しかし、相手がどのような人なのかよくわからない初対面の方などの時は、やはり直接顔を突き合わせて話し合ったほうがいいと思います。私も最近ネットの会議システムを使ってミーティングをしたことがあるのですが、面識のない相手の方がどういうことを考えているのかよくわからなかったこともあり、話が広がらずに非効率なまま終始してしまいました。同じ場所にいて直接やり取りすればもう少しアイデアが出たのではないかと反省もしました。ブレーンストーミングのようなものも、やはり参加メンバーが同じ場所に集う意義は大きいと思います。
グローバル化が進んだ現在、都市の重要性が増しています。世界の人口のほぼ半分が都市に居住していますし、都市には多様な人間が集まり、機会も多く、いろいろな可能性がありますから、今後この比率はさらに高くなると予想されています。たとえば、シリコンバレーのような知やテクノロジーの集積したクラスターから新しいビジネスが生まれるように、さまざまな才能やアイデアが集積する都市こそがイノベーションの舞台になっていくのではないでしょうか。
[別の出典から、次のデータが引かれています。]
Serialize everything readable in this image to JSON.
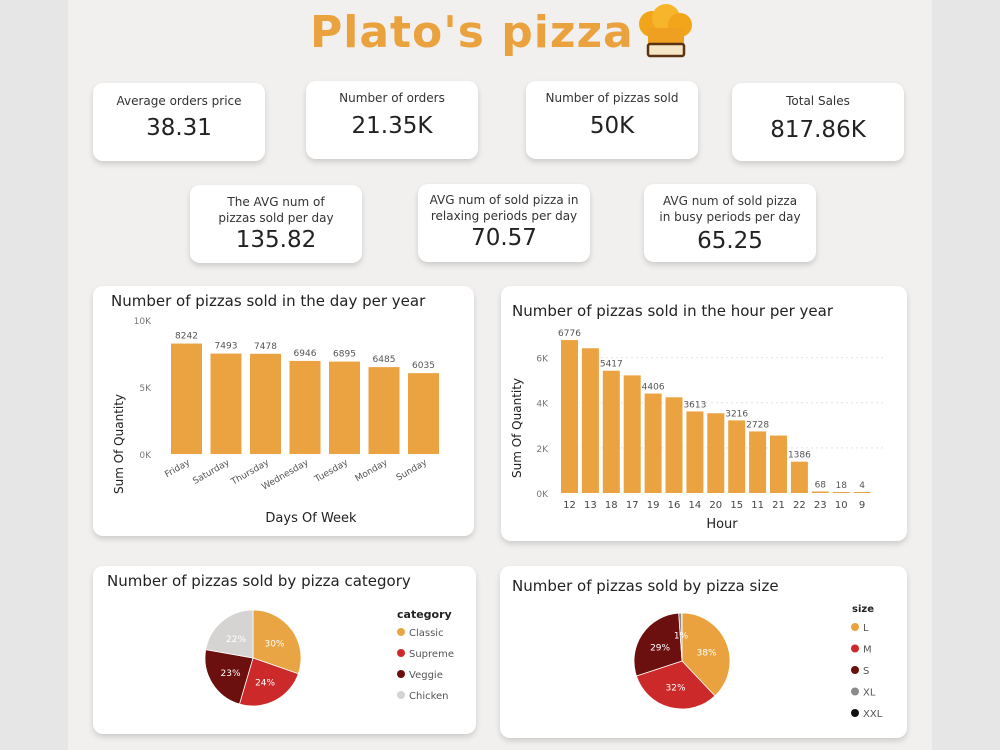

今はインターネットがありますから、世界の最先端の動きを情報として知るのは簡単です。けれどもそうした都市のエネルギーやダイナミズムは、やはり実際にそこに行ってみなければ感じることはできません。しかもネットで調べたものと実際に行ってみるのとでは、得られる情報の量も質も違います。どういう時代でもその場に行って五感で感じることは、とても大事です。現場を知る、一次情報を知る、リアルタイムで知る、新しい動きや変化を肌で感じる。そのためにはやはり、行ってみることが必要です。
もちろん行く前にいろいろ調べておくことは必要です。でも、情報過多にならないほうがいいと思います。ましてステレオタイプの先入観は持たないほうがいい。「昔、行ったことがあるからあの国のことは知っている」と言い、実際に行った後も「やはりあの国はこうだった」と、自分が持っていたイメージを確認するだけの方をときどき見かけます。しかし、とくにアジアは若い人のエネルギーがすごく、どんどん変わっています。その国でビジネスをしたいのであれば、今何が起きているのか、あるいは何が起きそうなのか、人々は何を考え、どんなことに関心があるのか、どんなにおいがあり、どんな変化の兆しがあるのか、自分で感じることが大事です。